Nach acht Tagen, als ich schon der bevorstehenden Entlassung entgegen fieberte, kam der nächste
Schock: Die Wunde hatte sich entzündet und ich musste ein weiteres Mal operiert werden. Das
haben die Ärzte dann wohl mit stumpfen Instrumenten gemacht, denn bis heute habe ich eine so
riesige Narbe, als hätte mich ein Granatsplitter im Krieg getroffen.
Endlich durfte ich nach Hause und wurde dort von Mama mit meinem Lieblingsgericht überrascht.

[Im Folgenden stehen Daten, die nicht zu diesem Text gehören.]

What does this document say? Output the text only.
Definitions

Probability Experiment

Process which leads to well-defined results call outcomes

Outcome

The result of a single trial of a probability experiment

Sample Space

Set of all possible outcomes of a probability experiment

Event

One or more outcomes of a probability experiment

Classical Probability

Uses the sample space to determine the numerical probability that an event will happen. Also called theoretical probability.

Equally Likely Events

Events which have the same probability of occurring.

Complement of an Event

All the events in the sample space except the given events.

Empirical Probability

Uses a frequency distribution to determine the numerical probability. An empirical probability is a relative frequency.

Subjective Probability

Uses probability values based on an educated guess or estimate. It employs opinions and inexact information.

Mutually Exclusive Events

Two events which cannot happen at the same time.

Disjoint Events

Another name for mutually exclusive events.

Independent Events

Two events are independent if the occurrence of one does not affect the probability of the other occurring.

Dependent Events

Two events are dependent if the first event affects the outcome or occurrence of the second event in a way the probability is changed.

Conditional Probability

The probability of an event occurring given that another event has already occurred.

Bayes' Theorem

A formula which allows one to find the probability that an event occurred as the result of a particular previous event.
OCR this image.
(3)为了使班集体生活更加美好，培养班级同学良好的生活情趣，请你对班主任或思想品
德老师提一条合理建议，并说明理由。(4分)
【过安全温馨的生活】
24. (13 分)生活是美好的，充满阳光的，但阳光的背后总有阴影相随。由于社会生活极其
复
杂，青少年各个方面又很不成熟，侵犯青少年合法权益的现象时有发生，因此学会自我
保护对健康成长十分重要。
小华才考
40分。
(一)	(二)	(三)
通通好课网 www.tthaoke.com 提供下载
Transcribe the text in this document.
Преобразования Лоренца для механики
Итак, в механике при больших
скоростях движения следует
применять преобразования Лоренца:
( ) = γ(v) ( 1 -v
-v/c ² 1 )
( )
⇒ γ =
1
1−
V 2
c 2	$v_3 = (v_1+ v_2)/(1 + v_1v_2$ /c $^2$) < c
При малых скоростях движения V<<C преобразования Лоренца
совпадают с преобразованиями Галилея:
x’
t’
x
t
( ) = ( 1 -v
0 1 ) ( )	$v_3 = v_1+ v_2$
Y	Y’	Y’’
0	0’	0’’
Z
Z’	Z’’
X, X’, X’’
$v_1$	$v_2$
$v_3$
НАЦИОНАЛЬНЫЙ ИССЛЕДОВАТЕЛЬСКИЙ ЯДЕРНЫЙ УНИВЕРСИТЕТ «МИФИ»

Es gab Spiegelei mit Kartoffelpüree und Spinat.
1962 Der fiese Fred
Als Lehrerkind hat man natürlich auch missgünstige Mitschüler. Ein ganz fieser Typ war Fred. Er
war ein Klasse über mir, ein kräftiger Kerl und für sein Alter recht groß. Ich ging meistens eine
kleine Abkürzung durch ein unbebautes Stück Moor nach Hause. Fred lauerte mir dann manchmal
auf und beschimpfte mich auf das Übelste. Er warf mich in einen kleinen Bach und lachte sich
scheckig vor Vergnügen. Dann drohte er mir weitere Prügel an, wenn ich es meinen Eltern erzählen
würde. Ich musste mir zu Hause alle möglichen Ausreden einfallen lassen, um zu erklären, warum
ich so schmutzig war. Das ging ein halbes Jahr so, bis zufällig ein Bekannter vorbeikam, der die
Szene beobachtet hatte. Er drohte Fred, alles seinem Vater zu erzählen, wenn er mir noch einmal
auflauern würde. Jetzt ließ mich dieser Stinkstiefel endlich in Ruhe.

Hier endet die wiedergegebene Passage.